Подручный вместе со стрельцом подняли дворянского сына и потащили его на улицу. Кат, взяв с пола упавшую саблю, пошел было вослед, но был остановлен дьяком:
- Саблю-то тут пока оставь. Как протрезвеет, так и отдам. А ты чего сидишь? - рыкнул Алмаз Иванович на писаря. - Посмотри, вор-то как там? Может, помер уже?
Акундинов, о котором в суматохе подзабыли, лежал на боку и судорожно кашлял, сплевывая кровь и выбитые зубы. Попытался было вытереть лицо, но вывернутые суставы только добавили боли. Мать, подползшая к нему, попыталась взять голову непутевого сына и положить себе на грудь, но тот отпихнулся.
- Иди отсюда, матушка, - устало проговорил дьяк и кивнул палачу.
- Давай вставай! - бережно приподнял кат старуху и вывел ее за дверь, бросив вдогонку: - Нечего тебе тут смотреть-то…

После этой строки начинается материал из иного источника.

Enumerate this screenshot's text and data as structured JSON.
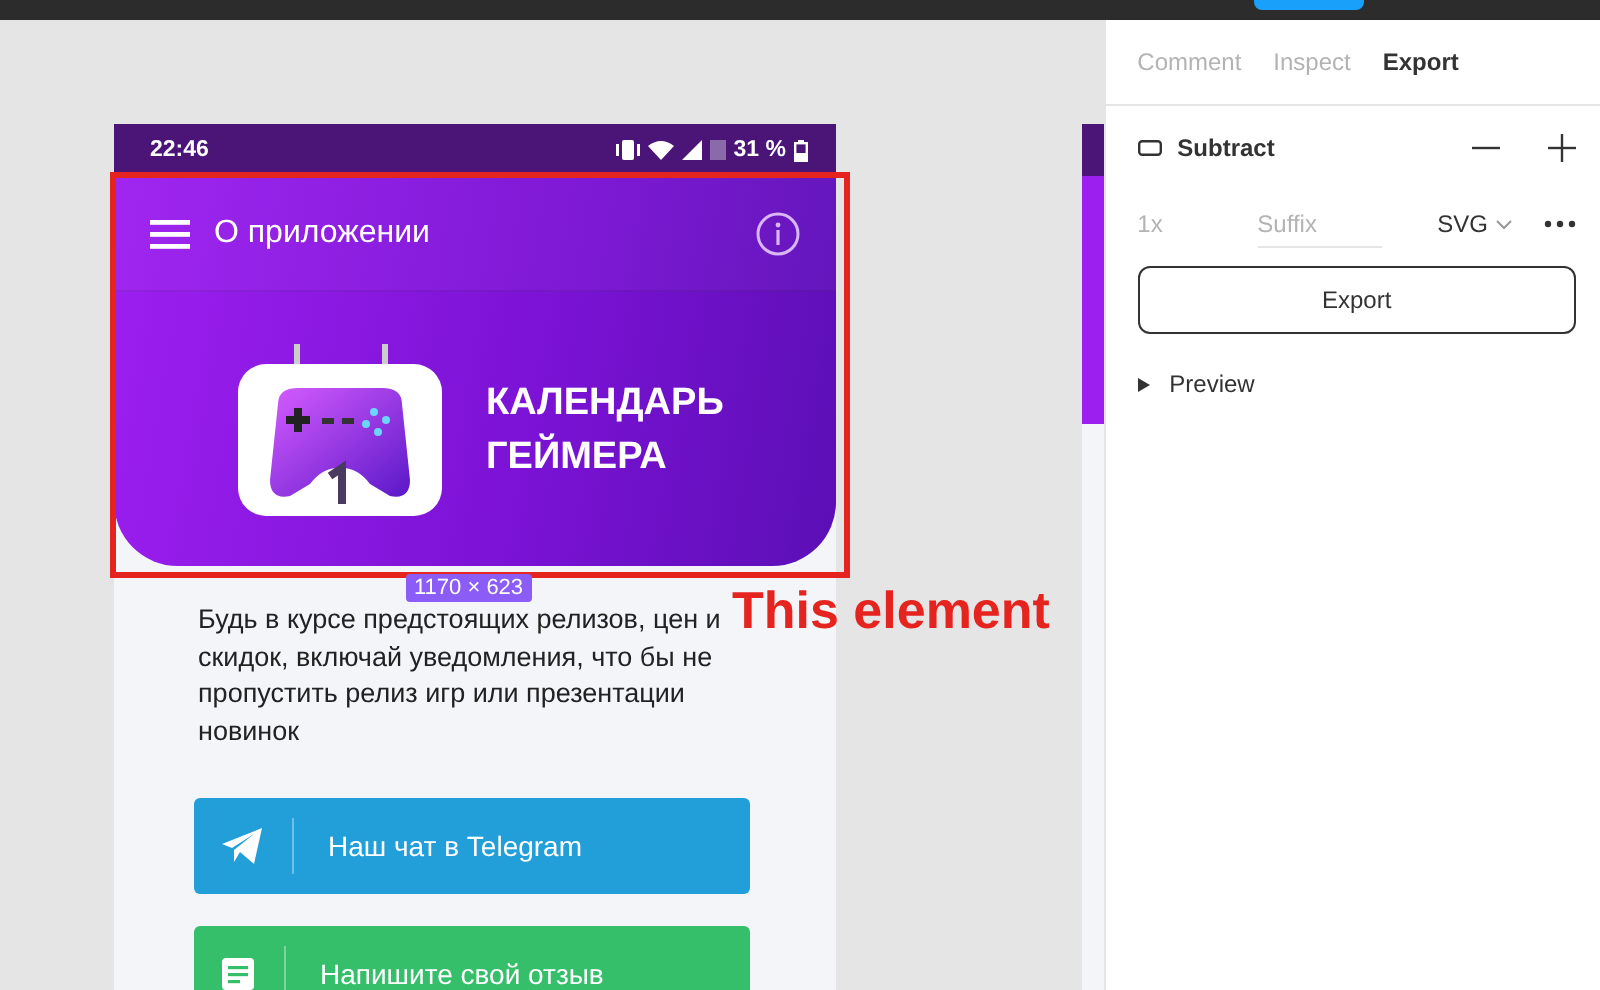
{
  "phone": {
    "status_bar": {
      "time": "22:46",
      "battery": "31 %"
    },
    "app_bar": {
      "title": "О приложении"
    },
    "banner": {
      "title_lines": [
        "КАЛЕНДАРЬ",
        "ГЕЙМЕРА"
      ]
    },
    "description": "Будь в курсе предстоящих релизов, цен и скидок, включай уведомления, что бы не пропустить релиз игр или презентации новинок",
    "buttons": [
      {
        "kind": "telegram",
        "label": "Наш чат в Telegram",
        "color": "#229ed9"
      },
      {
        "kind": "review",
        "label": "Напишите свой отзыв",
        "color": "#35bf6a"
      }
    ]
  },
  "selection": {
    "size": "1170 × 623",
    "annotation": "This element"
  },
  "inspector": {
    "tabs": [
      {
        "label": "Comment",
        "selected": false
      },
      {
        "label": "Inspect",
        "selected": false
      },
      {
        "label": "Export",
        "selected": true
      }
    ],
    "layer": "Subtract",
    "scale": "1x",
    "suffix_placeholder": "Suffix",
    "format": "SVG",
    "export_button": "Export",
    "preview": "Preview"
  }
}
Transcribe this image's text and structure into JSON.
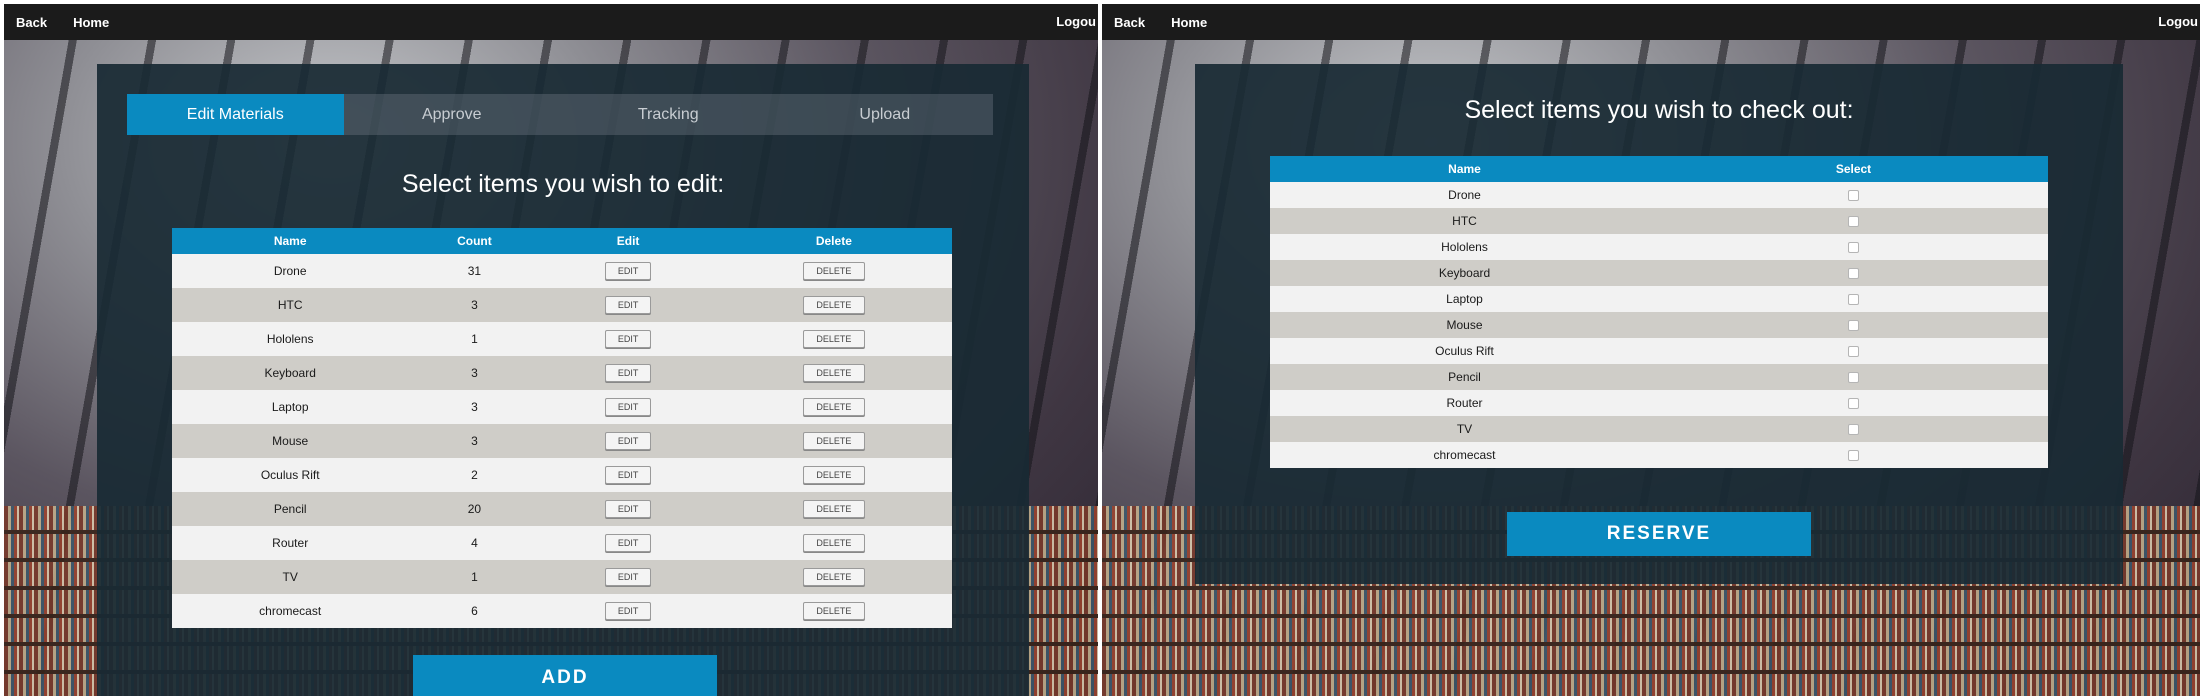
{
  "left": {
    "nav": {
      "back": "Back",
      "home": "Home",
      "logout": "Logou"
    },
    "tabs": [
      "Edit Materials",
      "Approve",
      "Tracking",
      "Upload"
    ],
    "heading": "Select items you wish to edit:",
    "table": {
      "headers": [
        "Name",
        "Count",
        "Edit",
        "Delete"
      ],
      "rows": [
        {
          "name": "Drone",
          "count": "31"
        },
        {
          "name": "HTC",
          "count": "3"
        },
        {
          "name": "Hololens",
          "count": "1"
        },
        {
          "name": "Keyboard",
          "count": "3"
        },
        {
          "name": "Laptop",
          "count": "3"
        },
        {
          "name": "Mouse",
          "count": "3"
        },
        {
          "name": "Oculus Rift",
          "count": "2"
        },
        {
          "name": "Pencil",
          "count": "20"
        },
        {
          "name": "Router",
          "count": "4"
        },
        {
          "name": "TV",
          "count": "1"
        },
        {
          "name": "chromecast",
          "count": "6"
        }
      ],
      "edit_label": "EDIT",
      "delete_label": "DELETE"
    },
    "add_label": "ADD"
  },
  "right": {
    "nav": {
      "back": "Back",
      "home": "Home",
      "logout": "Logou"
    },
    "heading": "Select items you wish to check out:",
    "table": {
      "headers": [
        "Name",
        "Select"
      ],
      "rows": [
        "Drone",
        "HTC",
        "Hololens",
        "Keyboard",
        "Laptop",
        "Mouse",
        "Oculus Rift",
        "Pencil",
        "Router",
        "TV",
        "chromecast"
      ]
    },
    "reserve_label": "RESERVE"
  },
  "colors": {
    "accent": "#0a8ac0",
    "panel": "#192a34",
    "topbar": "#1b1b1b",
    "row_light": "#f2f2f2",
    "row_dark": "#cfcdc8"
  }
}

- Чего на тебя сын-то дворянский такой злой? - добродушно поинтересовался кат. - Не иначе шрам-от ты ему подарил?
Акундинов только усмехнулся, по-прежнему не желая разговаривать.

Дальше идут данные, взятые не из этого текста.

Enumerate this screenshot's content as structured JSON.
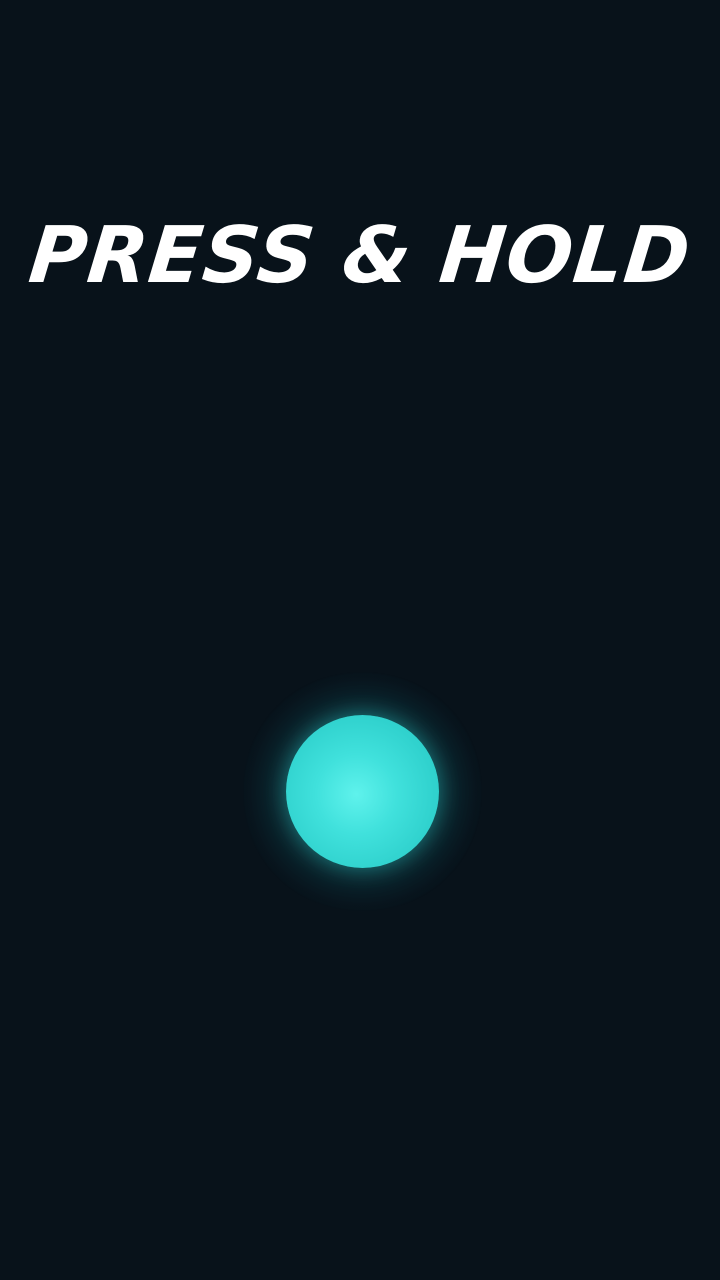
{
  "screen": {
    "title": "PRESS & HOLD"
  },
  "orb": {
    "icon": "glowing-orb-icon",
    "color": "#3fe0db",
    "glow_color": "#2dcfcb"
  },
  "colors": {
    "background": "#08121a",
    "title": "#ffffff"
  }
}
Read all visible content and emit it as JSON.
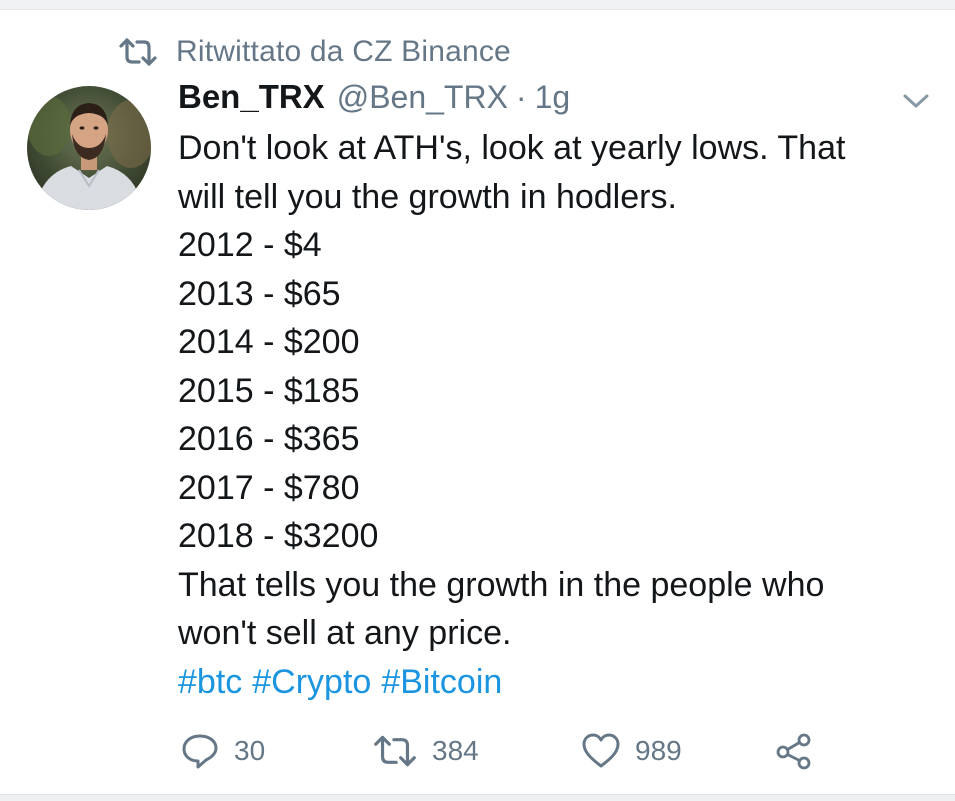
{
  "retweet_context": {
    "text": "Ritwittato da CZ Binance",
    "icon": "retweet-icon"
  },
  "tweet": {
    "author": {
      "display_name": "Ben_TRX",
      "handle": "@Ben_TRX",
      "avatar": "avatar-photo"
    },
    "separator": "·",
    "timestamp": "1g",
    "menu_icon": "chevron-down-icon",
    "lines": [
      "Don't look at ATH's, look at yearly lows. That",
      "will tell you the growth in hodlers.",
      "2012 - $4",
      "2013 - $65",
      "2014 - $200",
      "2015 - $185",
      "2016 - $365",
      "2017 - $780",
      "2018 - $3200",
      "That tells you the growth in the people who",
      "won't sell at any price."
    ],
    "hashtags": [
      "#btc",
      "#Crypto",
      "#Bitcoin"
    ]
  },
  "actions": {
    "reply": {
      "icon": "reply-icon",
      "count": "30"
    },
    "retweet": {
      "icon": "retweet-icon",
      "count": "384"
    },
    "like": {
      "icon": "heart-icon",
      "count": "989"
    },
    "share": {
      "icon": "share-icon"
    }
  },
  "colors": {
    "text": "#14171a",
    "muted": "#657786",
    "link": "#1b95e0",
    "background": "#ffffff"
  }
}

- Руки-то пока ему вправь, - велел дьяк.
- Тэк-тэк, - приговаривал кат, вставляя на место Тимохины суставы, отчего тот опять застонал.
- Упрямый ты мужик, - не то уважительно, не то с огорчением сказал кат.
- Я - не мужик, я… - не договорил Акундинов и вновь закашлялся. Откашлявшись, произнес: - Я - законный царь русский, Иоанн Васильевич Шуйский!
- Лекаря бы нужно, господин дьяк, - озабоченно обернулся палач к Иванову. - Этот-то, сын дворянский, не отбил ли у него чего али ребра бы не сломал. Не ровен час, помрет, а с меня и спросят. Раньше времени в моей практике никто еще не помирал…
- Ладно, - стал подниматься Алмаз Иванович, понимая, что толку сегодня уже никакого не добиться. - Пошлю я за лекарем.
- Алмаз Иванович, - робко обратился к начальнику писарь. - Вопрос-то твой вписывать?
- Какой? - не понял дьяк.
- Ну, про этих - не родня ли, мол, батька самозванца мордвинам да чувашам? А эрзя - кто такие?